-+ 0.00%
-+ 0.00%
-+ 0.00%

A Look At Casio Computer (TSE:6952) Valuation As Recent Share Price Momentum Draws Attention

Simply Wall St·04/05/2026 00:33:20
Listen to the news

Why Casio ComputerLtd (TSE:6952) Is Drawing Attention Now

Casio ComputerLtd (TSE:6952) has attracted interest after a period of strong share price performance, with positive total returns over the past year and past 3 months positioning the stock on many investors’ watchlists.

See our latest analysis for Casio ComputerLtd.

The recent 7.7% 1 day share price return, alongside a 23.7% 90 day share price return and 46.9% 1 year total shareholder return, points to building momentum as investors reassess Casio Computer Ltd's earnings profile and perceived risks.

If Casio has caught your eye, it could be a good moment to broaden your search and check out 10 top founder-led companies

With Casio trading at ¥1,570.5 against an analyst price target of ¥1,500, yet screening at roughly a 21% intrinsic discount, you have to ask: is there real value left here, or is the market already pricing in future growth?

Most Popular Narrative: 4.7% Overvalued

Casio ComputerLtd's most followed narrative places fair value at ¥1,500, slightly below the latest close at ¥1,570.5, setting up a tight valuation debate around modest growth and margin shifts.

The continued expansion of Casio's Timepieces and Casio Watch segments into global markets, especially the strong sales outside of China (up 7% YoY ex-China) and emphasis on premium, higher-margin SKUs, positions the company to benefit from the rising global middle class and international demand, supporting sustained revenue growth and eventual margin expansion.

Read the complete narrative.

Analysts are leaning on measured revenue growth, firmer margins, and a richer future earnings multiple.
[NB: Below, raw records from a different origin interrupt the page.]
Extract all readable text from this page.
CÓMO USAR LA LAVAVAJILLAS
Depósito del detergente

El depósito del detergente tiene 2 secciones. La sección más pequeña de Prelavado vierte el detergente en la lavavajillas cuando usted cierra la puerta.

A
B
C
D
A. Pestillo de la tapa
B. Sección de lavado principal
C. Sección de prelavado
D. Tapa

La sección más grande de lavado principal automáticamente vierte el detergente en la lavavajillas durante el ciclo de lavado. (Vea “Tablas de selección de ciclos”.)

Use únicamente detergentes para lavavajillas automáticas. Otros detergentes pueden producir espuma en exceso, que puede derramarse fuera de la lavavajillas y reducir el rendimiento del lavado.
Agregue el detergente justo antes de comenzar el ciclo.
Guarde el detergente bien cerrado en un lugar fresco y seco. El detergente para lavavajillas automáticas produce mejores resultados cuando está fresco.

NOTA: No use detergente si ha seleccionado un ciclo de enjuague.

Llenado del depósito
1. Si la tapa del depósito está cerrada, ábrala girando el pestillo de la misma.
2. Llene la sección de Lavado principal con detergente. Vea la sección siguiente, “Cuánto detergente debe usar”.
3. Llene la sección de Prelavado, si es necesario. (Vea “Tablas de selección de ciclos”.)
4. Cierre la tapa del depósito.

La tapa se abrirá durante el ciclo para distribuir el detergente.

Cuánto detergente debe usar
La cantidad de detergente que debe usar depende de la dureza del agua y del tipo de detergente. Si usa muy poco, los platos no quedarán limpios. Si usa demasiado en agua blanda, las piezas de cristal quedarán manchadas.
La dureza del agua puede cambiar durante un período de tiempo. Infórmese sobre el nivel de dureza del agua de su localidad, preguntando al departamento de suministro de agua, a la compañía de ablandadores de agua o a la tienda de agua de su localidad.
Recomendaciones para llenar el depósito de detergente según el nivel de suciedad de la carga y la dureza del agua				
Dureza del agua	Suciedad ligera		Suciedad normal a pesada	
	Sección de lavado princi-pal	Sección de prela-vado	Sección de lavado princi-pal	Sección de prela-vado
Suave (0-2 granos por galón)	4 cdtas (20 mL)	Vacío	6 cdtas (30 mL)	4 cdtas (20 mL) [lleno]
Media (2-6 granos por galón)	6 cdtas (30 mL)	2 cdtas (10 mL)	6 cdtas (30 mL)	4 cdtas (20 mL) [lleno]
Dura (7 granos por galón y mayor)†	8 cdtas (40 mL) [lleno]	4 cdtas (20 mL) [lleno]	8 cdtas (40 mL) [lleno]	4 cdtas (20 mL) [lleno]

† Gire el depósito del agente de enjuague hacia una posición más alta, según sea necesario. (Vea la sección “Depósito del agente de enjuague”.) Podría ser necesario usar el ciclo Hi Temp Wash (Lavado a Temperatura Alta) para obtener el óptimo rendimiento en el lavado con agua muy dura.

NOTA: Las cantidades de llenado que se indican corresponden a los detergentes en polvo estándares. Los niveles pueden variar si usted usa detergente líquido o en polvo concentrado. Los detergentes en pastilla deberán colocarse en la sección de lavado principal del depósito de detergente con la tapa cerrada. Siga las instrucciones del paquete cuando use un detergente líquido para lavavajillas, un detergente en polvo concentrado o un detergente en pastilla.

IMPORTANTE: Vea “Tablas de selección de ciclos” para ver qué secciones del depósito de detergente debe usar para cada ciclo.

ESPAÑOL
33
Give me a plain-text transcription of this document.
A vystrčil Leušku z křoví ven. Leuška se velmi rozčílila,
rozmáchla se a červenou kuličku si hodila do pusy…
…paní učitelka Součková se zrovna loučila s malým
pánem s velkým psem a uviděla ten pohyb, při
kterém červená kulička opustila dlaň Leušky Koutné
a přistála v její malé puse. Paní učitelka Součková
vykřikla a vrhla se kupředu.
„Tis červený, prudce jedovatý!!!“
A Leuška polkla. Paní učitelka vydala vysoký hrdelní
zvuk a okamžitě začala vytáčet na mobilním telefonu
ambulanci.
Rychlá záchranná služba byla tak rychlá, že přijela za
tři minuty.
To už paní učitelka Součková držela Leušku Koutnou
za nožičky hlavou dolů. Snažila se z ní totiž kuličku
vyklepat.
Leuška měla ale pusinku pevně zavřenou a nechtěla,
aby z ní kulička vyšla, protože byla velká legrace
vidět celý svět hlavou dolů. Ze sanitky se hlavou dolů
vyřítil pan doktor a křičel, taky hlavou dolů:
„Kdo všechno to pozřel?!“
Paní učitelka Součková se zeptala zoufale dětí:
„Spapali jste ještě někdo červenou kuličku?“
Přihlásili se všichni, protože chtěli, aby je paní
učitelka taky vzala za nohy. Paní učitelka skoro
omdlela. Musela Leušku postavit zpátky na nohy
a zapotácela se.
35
Curious which assumptions really carry this fair value call.

Result: Fair Value of ¥1,500 (OVERVALUED)

Have a read of the narrative in full and understand what's behind the forecasts.

However, the narrative could quickly change if tariff pressure on China sourced production builds again, or if demand in key markets like China and Europe weakens further.

Find out about the key risks to this Casio ComputerLtd narrative.

Another View: Cash Flows Paint a Different Picture

The most followed narrative has Casio ComputerLtd at around 4.7% overvalued versus a ¥1,500 fair value, yet the SWS DCF model points the other way, suggesting fair value of about ¥1,979.7 and implying the shares trade at roughly a 20.7% discount. Which signal do you trust more: sentiment or cash flows?

Look into how the SWS DCF model arrives at its fair value.

6952 Discounted Cash Flow as at Apr 2026
6952 Discounted Cash Flow as at Apr 2026

Simply Wall St performs a discounted cash flow (DCF) on every stock in the world every day (check out Casio ComputerLtd for example). We show the entire calculation in full. You can track the result in your watchlist or portfolio and be alerted when this changes, or use our stock screener to discover 20 high quality undervalued stocks. If you save a screener we even alert you when new companies match - so you never miss a potential opportunity.

Next Steps

With sentiment clearly split between cash flows and the current share price, it makes sense to move quickly, review the full picture, and weigh both sides using the 3 key rewards and 2 important warning signs.

Ready to explore more opportunities?

If Casio has sharpened your interest, it makes sense to widen your search now and see what other ideas the Simply Wall St Screener surfaces for you.

This article by Simply Wall St is general in nature. We provide commentary based on historical data and analyst forecasts only using an unbiased methodology and our articles are not intended to be financial advice. It does not constitute a recommendation to buy or sell any stock, and does not take account of your objectives, or your financial situation. We aim to bring you long-term focused analysis driven by fundamental data. Note that our analysis may not factor in the latest price-sensitive company announcements or qualitative material. Simply Wall St has no position in any stocks mentioned.